An element \(\triangle l=\triangle x \hat i\) is placed at the origin and carries a large current I = 10A. The magnetic field on the y-axis at a distance of 0.5 m from the elements x of 1 cm length is :

• A. $4 \times 10^{-8} , \text{T}$
• B. $8 \times 10^{-8} , \text{T}$
• C. $12 \times 10^{-8} , \text{T}$
• D. $10 \times 10^{-8} , \text{T}$

Answer 1

The Correct Option is A

Field point position vector:

\[ \vec{r} = 0.5\hat{j} \]

Biot-Savart law for magnetic field from current element $\Delta l$:

\[ dB = \frac{\mu_0 I (\Delta \vec{l} \times \vec{r})}{4\pi r^3} \]

Where:

\[ \Delta \vec{l} = \Delta x \hat{i} = \frac{1}{100}\hat{i} \, \text{m}, \quad \vec{r} = 0.5\hat{j} \, \text{m}, \quad r = |\vec{r}| = 0.5 \, \text{m} \]

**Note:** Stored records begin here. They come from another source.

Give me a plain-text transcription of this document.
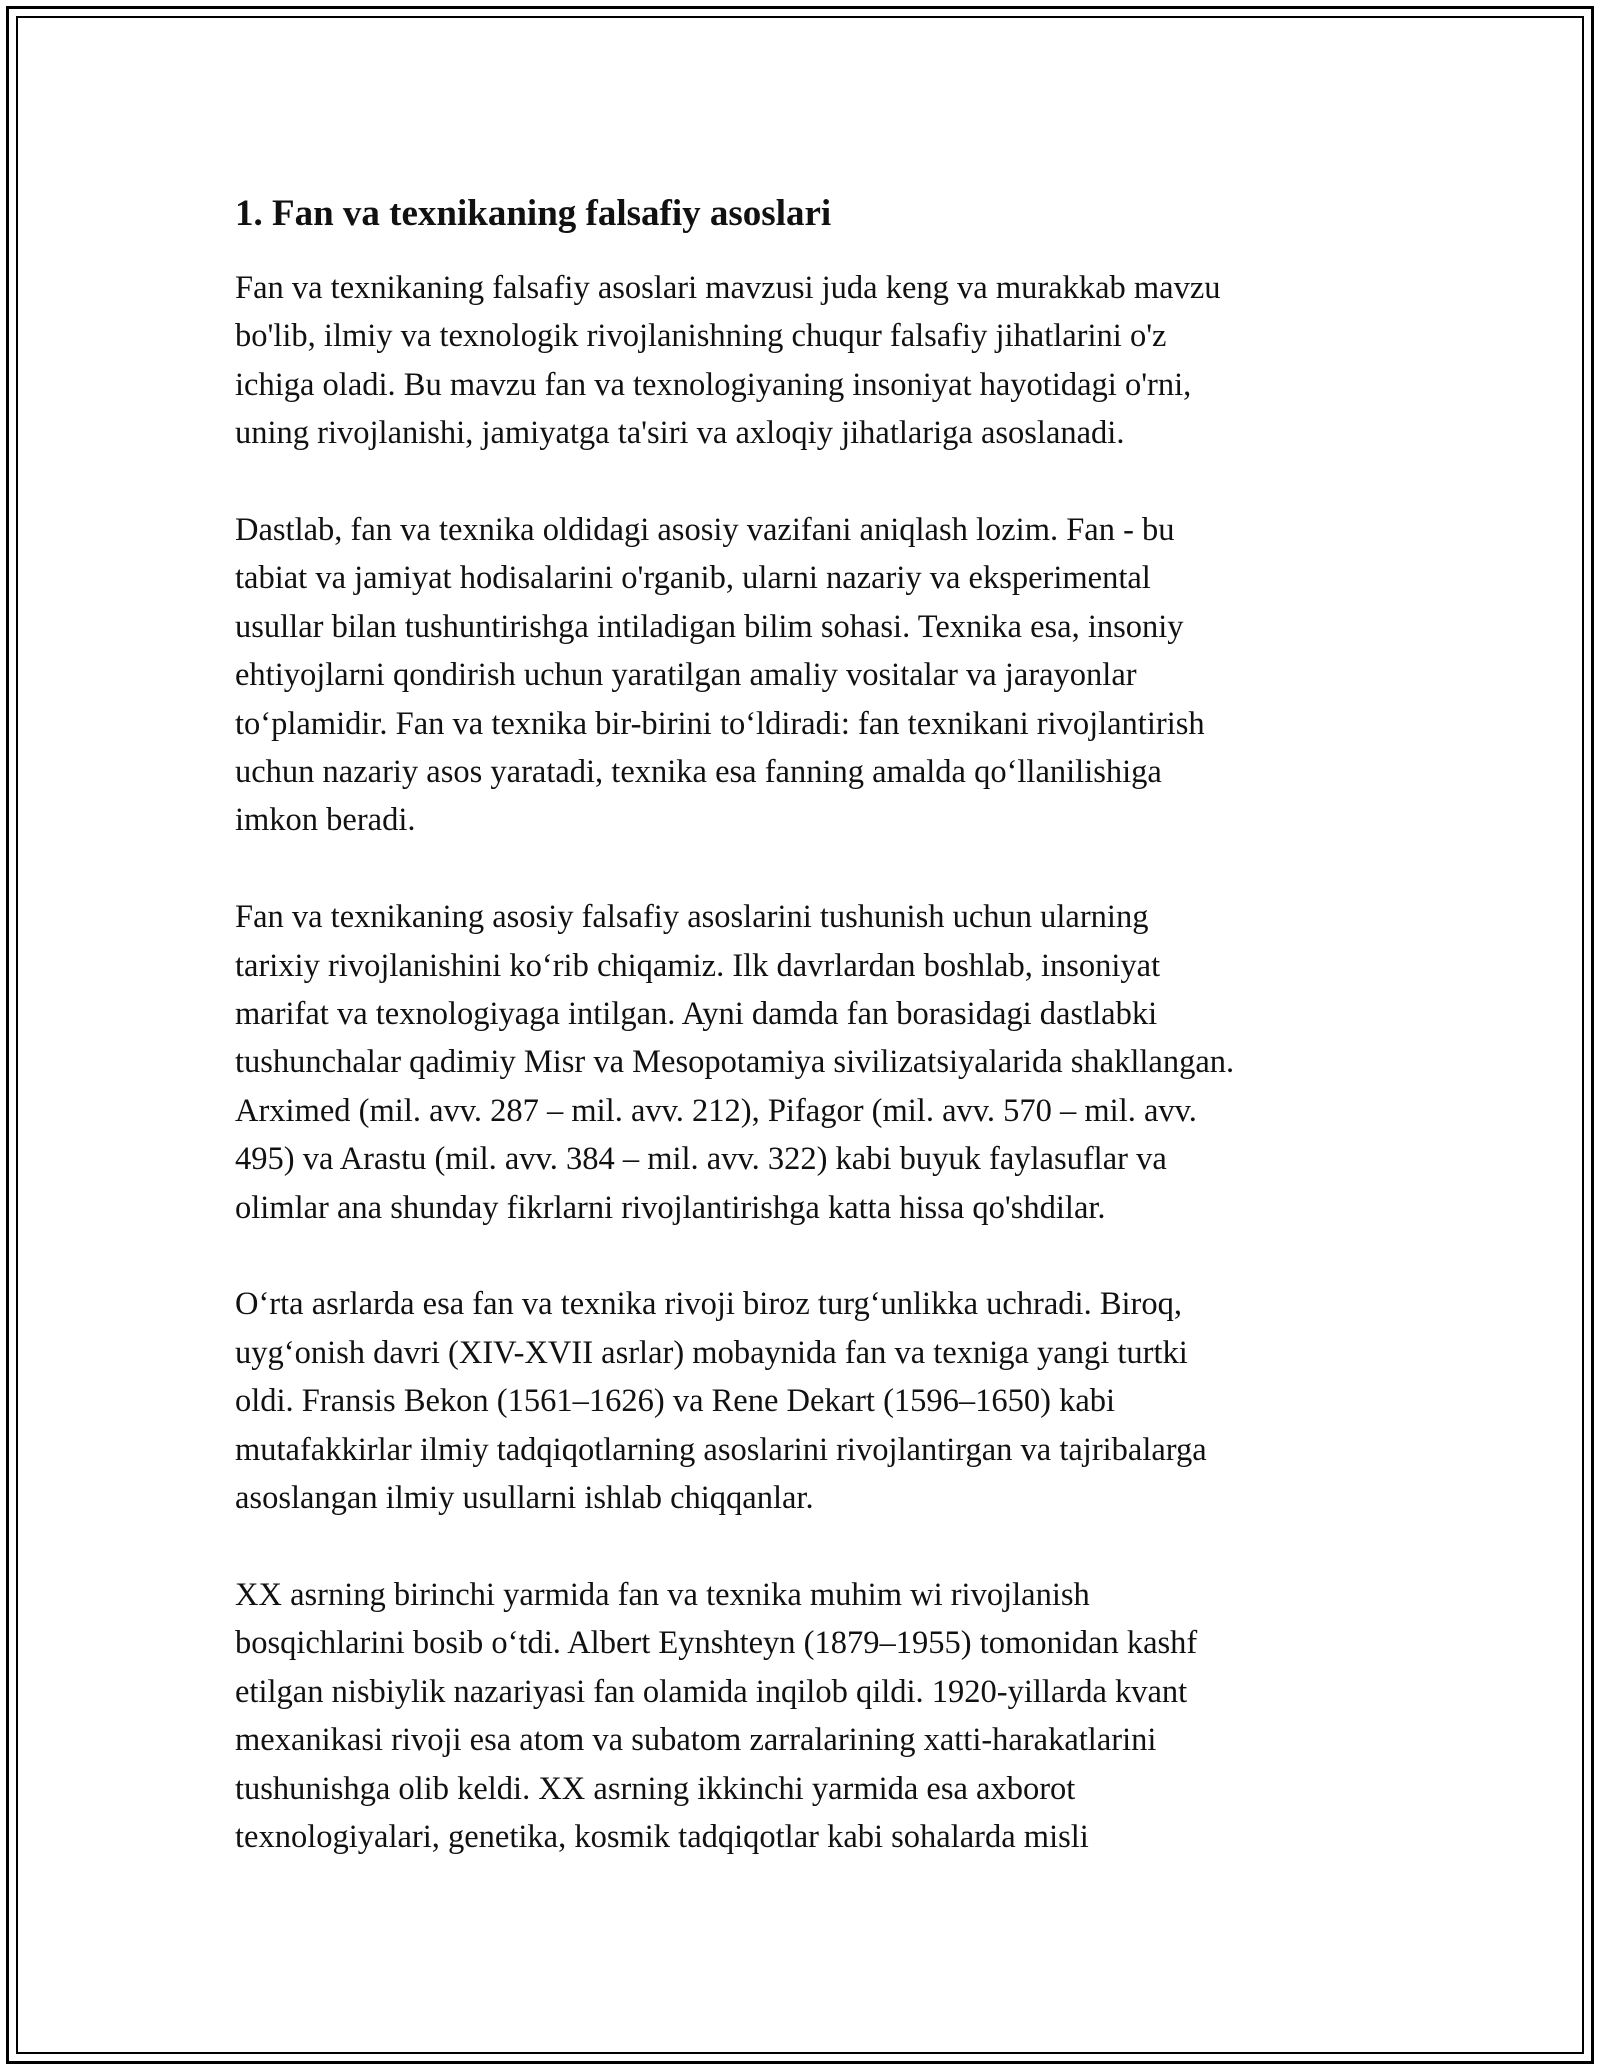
1. Fan va texnikaning falsafiy asoslari

Fan va texnikaning falsafiy asoslari mavzusi juda keng va murakkab mavzu
bo'lib, ilmiy va texnologik rivojlanishning chuqur falsafiy jihatlarini o'z
ichiga oladi. Bu mavzu fan va texnologiyaning insoniyat hayotidagi o'rni,
uning rivojlanishi, jamiyatga ta'siri va axloqiy jihatlariga asoslanadi.

Dastlab, fan va texnika oldidagi asosiy vazifani aniqlash lozim. Fan - bu
tabiat va jamiyat hodisalarini o'rganib, ularni nazariy va eksperimental
usullar bilan tushuntirishga intiladigan bilim sohasi. Texnika esa, insoniy
ehtiyojlarni qondirish uchun yaratilgan amaliy vositalar va jarayonlar
to‘plamidir. Fan va texnika bir-birini to‘ldiradi: fan texnikani rivojlantirish
uchun nazariy asos yaratadi, texnika esa fanning amalda qo‘llanilishiga
imkon beradi.

Fan va texnikaning asosiy falsafiy asoslarini tushunish uchun ularning
tarixiy rivojlanishini ko‘rib chiqamiz. Ilk davrlardan boshlab, insoniyat
marifat va texnologiyaga intilgan. Ayni damda fan borasidagi dastlabki
tushunchalar qadimiy Misr va Mesopotamiya sivilizatsiyalarida shakllangan.
Arximed (mil. avv. 287 – mil. avv. 212), Pifagor (mil. avv. 570 – mil. avv.
495) va Arastu (mil. avv. 384 – mil. avv. 322) kabi buyuk faylasuflar va
olimlar ana shunday fikrlarni rivojlantirishga katta hissa qo'shdilar.

O‘rta asrlarda esa fan va texnika rivoji biroz turg‘unlikka uchradi. Biroq,
uyg‘onish davri (XIV-XVII asrlar) mobaynida fan va texniga yangi turtki
oldi. Fransis Bekon (1561–1626) va Rene Dekart (1596–1650) kabi
mutafakkirlar ilmiy tadqiqotlarning asoslarini rivojlantirgan va tajribalarga
asoslangan ilmiy usullarni ishlab chiqqanlar.

XX asrning birinchi yarmida fan va texnika muhim wi rivojlanish
bosqichlarini bosib o‘tdi. Albert Eynshteyn (1879–1955) tomonidan kashf
etilgan nisbiylik nazariyasi fan olamida inqilob qildi. 1920-yillarda kvant
mexanikasi rivoji esa atom va subatom zarralarining xatti-harakatlarini
tushunishga olib keldi. XX asrning ikkinchi yarmida esa axborot
texnologiyalari, genetika, kosmik tadqiqotlar kabi sohalarda misli
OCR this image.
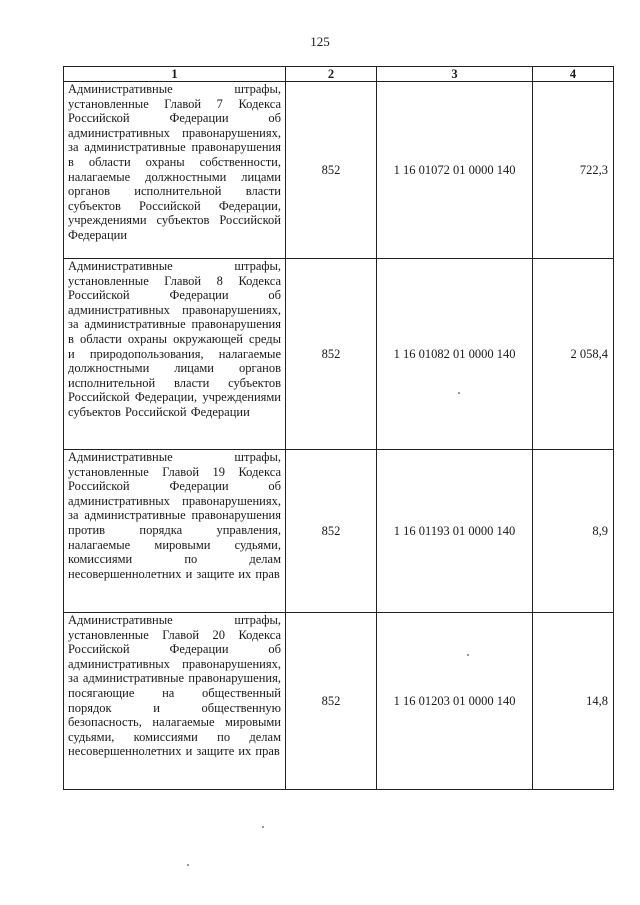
125
1	2	3	4

Административные штрафы, установленные Главой 7 Кодекса Российской Федерации об административных правонарушениях, за административные правонарушения в области охраны собственности, налагаемые должностными лицами органов исполнительной власти субъектов Российской Федерации, учреждениями субъектов Российской Федерации	852	1 16 01072 01 0000 140	722,3

Административные штрафы, установленные Главой 8 Кодекса Российской Федерации об административных правонарушениях, за административные правонарушения в области охраны окружающей среды и природопользования, налагаемые должностными лицами органов исполнительной власти субъектов Российской Федерации, учреждениями субъектов Российской Федерации	852	1 16 01082 01 0000 140	2 058,4

Административные штрафы, установленные Главой 19 Кодекса Российской Федерации об административных правонарушениях, за административные правонарушения против порядка управления, налагаемые мировыми судьями, комиссиями по делам несовершеннолетних и защите их прав	852	1 16 01193 01 0000 140	8,9

Административные штрафы, установленные Главой 20 Кодекса Российской Федерации об административных правонарушениях, за административные правонарушения, посягающие на общественный порядок и общественную безопасность, налагаемые мировыми судьями, комиссиями по делам несовершеннолетних и защите их прав	852	1 16 01203 01 0000 140	14,8
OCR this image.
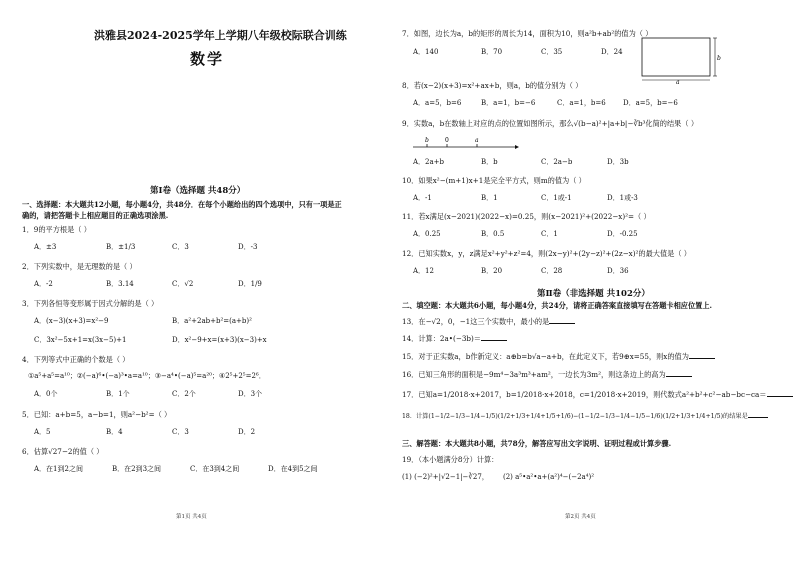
洪雅县2024-2025学年上学期八年级校际联合训练
数学
第Ⅰ卷（选择题 共48分）
一、选择题：本大题共12小题，每小题4分，共48分．在每个小题给出的四个选项中，只有一项是正
确的，请把答题卡上相应题目的正确选项涂黑.
1．9的平方根是（ ）
A．±3	B．±1/3	C．3	D．-3
2．下列实数中，是无理数的是（ ）
A．-2	B．3.14	C．√2	D．1/9
3．下列各恒等变形属于因式分解的是（ ）
A．(x−3)(x+3)=x²−9	B．a²+2ab+b²=(a+b)²
C．3x²−5x+1=x(3x−5)+1	D．x²−9+x=(x+3)(x−3)+x
4．下列等式中正确的个数是（ ）
①a⁵+a⁵=a¹⁰；②(−a)⁶•(−a)³•a=a¹⁰；③−a⁴•(−a)⁵=a²⁰；④2⁵+2⁵=2⁶．
A．0个	B．1个	C．2个	D．3个
5．已知：a+b=5，a−b=1，则a²−b²=（ ）
A．5	B．4	C．3	D．2
6．估算√27−2的值（ ）
A．在1到2之间	B．在2到3之间	C．在3到4之间	D．在4到5之间
第1页 共4页
7．如图，边长为a，b的矩形的周长为14，面积为10，则a²b+ab²的值为（ ）
A．140	B．70	C．35	D．24
a
b
8．若(x−2)(x+3)=x²+ax+b，则a，b的值分别为（ ）
A．a=5，b=6	B．a=1，b=−6	C．a=1，b=6 D．a=5，b=−6
9．实数a，b在数轴上对应的点的位置如图所示，那么√(b−a)²+|a+b|−∛b³化简的结果（ ）
b	0	a
A．2a+b	B．b	C．2a−b	D．3b
10．如果x²−(m+1)x+1是完全平方式，则m的值为（ ）
A．-1	B．1	C．1或-1	D．1或-3
11．若x满足(x−2021)(2022−x)=0.25，则(x−2021)²+(2022−x)²=（ ）
A．0.25	B．0.5	C．1	D．-0.25
12．已知实数x，y，z满足x²+y²+z²=4，则(2x−y)²+(2y−z)²+(2z−x)²的最大值是（ ）
A．12	B．20	C．28	D．36
第Ⅱ卷（非选择题 共102分）
二、填空题：本大题共6小题，每小题4分，共24分，请将正确答案直接填写在答题卡相应位置上.
13．在−√2，0，−1这三个实数中，最小的是
14．计算：2a•(−3b)＝
15．对于正实数a，b作新定义：a⊕b=b√a−a+b，在此定义下，若9⊕x=55，则x的值为
16．已知三角形的面积是−9m⁴−3a³m³+am²，一边长为3m²，则这条边上的高为
17．已知a=1/2018·x+2017，b=1/2018·x+2018，c=1/2018·x+2019，则代数式a²+b²+c²−ab−bc−ca＝
18．计算(1−1/2−1/3−1/4−1/5)(1/2+1/3+1/4+1/5+1/6)−(1−1/2−1/3−1/4−1/5−1/6)(1/2+1/3+1/4+1/5)的结果是
三、解答题：本大题共8小题，共78分，解答应写出文字说明、证明过程或计算步骤.
19．（本小题满分8分）计算：
(1) (−2)²+|√2−1|−∛27， (2) a⁵•a²•a+(a²)⁴−(−2a⁴)²
第2页 共4页
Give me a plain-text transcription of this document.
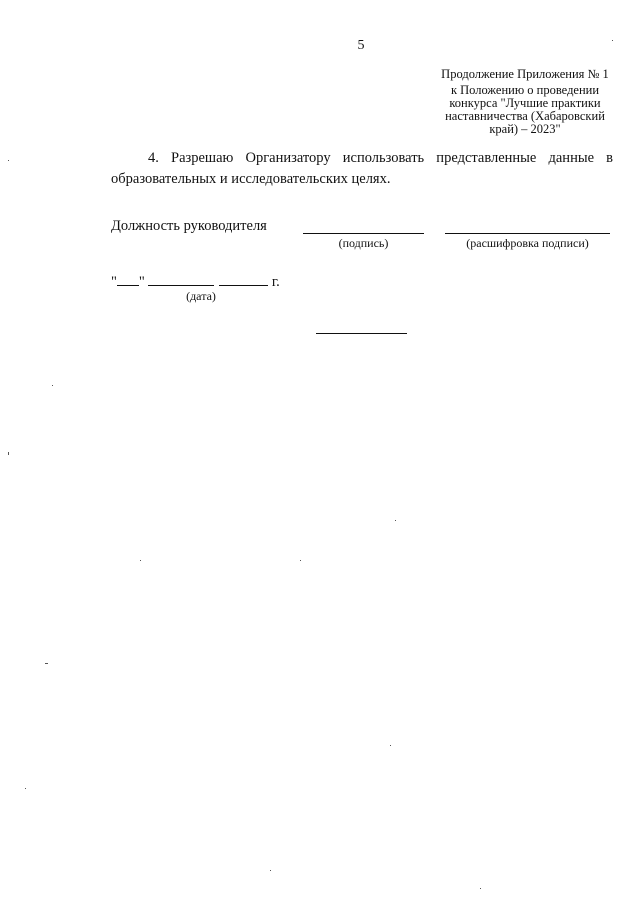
5
Продолжение Приложения № 1
к Положению о проведении
конкурса "Лучшие практики
наставничества (Хабаровский
край) – 2023"
4. Разрешаю Организатору использовать представленные данные в образовательных и исследовательских целях.
Должность руководителя
(подпись)	(расшифровка подписи)
" "	г.
(дата)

Cross product calculation:

\[ \Delta \vec{l} \times \vec{r} = \begin{vmatrix} \hat{i} & \hat{j} & \hat{k} \\ \frac{1}{100} & 0 & 0 \\ 0 & 0.5 & 0 \end{vmatrix} = \frac{1}{100} \times 0.5 \hat{k} = \frac{1}{200} \hat{k} \]

Substitution into Biot-Savart law:

\[ dB = \frac{10^{-7} \times 10 \times \frac{1}{200}}{(0.5)^3} \, \text{T} \]

\[ dB = \frac{10^{-7} \times 10 \times \frac{1}{200}}{\frac{1}{8}} = 4 \times 10^{-8} \, \text{T} \]

Resulting magnetic field:

\[ dB = 4 \times 10^{-8} \hat{k} \, \text{T} \]